Pasé el resto de la noche sentado al borde de la cama con una bolsa de hielo en la mejilla, mirando el ventilador de techo mientras giraba lentamente. Me preguntaba cómo era posible amar profundamente a alguien y sentir un escalofrío de miedo cada vez que sus pasos se acercaban al pasillo.

A la mañana siguiente, Brandon llamó una vez y abrió la puerta de mi habitación sin esperar permiso. «La madre de Amber viene a comer», dijo con voz monótona. «Tápate ese moretón y actúa con normalidad, porque no vamos a hacer el ridículo delante de ella».

Se marchó a su trabajo de oficina en el centro sin decir una palabra más, y yo permanecí sentado en la cama preguntándome cuándo había comenzado a seguir las instrucciones de mi propio hijo dentro de mi propia casa. Me apliqué corrector con cuidado en el pómulo y practiqué una sonrisa frente al espejo del baño, pero el reflejo que me devolvía parecía forzado y extraño.
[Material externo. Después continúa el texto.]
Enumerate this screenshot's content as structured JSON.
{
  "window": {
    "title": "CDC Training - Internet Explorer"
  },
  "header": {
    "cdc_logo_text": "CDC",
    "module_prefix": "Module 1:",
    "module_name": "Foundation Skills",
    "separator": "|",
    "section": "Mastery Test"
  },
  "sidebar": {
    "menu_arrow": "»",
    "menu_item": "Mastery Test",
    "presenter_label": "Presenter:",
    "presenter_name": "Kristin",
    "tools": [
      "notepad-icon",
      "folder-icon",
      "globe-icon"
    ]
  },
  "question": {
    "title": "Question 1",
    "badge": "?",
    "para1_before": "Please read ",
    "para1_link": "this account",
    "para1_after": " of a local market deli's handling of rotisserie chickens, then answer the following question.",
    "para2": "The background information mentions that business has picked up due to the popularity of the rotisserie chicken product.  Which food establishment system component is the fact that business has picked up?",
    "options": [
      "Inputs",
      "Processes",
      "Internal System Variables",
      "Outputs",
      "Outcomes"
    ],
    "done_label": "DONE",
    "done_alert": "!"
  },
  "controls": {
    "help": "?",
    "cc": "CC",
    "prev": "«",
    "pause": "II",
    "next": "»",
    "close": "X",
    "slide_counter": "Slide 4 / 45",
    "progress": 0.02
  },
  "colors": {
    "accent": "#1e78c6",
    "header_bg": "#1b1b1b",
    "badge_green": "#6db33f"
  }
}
Al otro lado de la ciudad, Brandon entró en la oficina de su supervisor justo antes del mediodía con los hombros rígidos y el rostro pálido. La puerta se cerró tras él, y vio no solo a su supervisor, Gregory Nolan, sino también a la directora de recursos humanos, Karen Phillips, sentada junto al escritorio con una delgada carpeta ya abierta.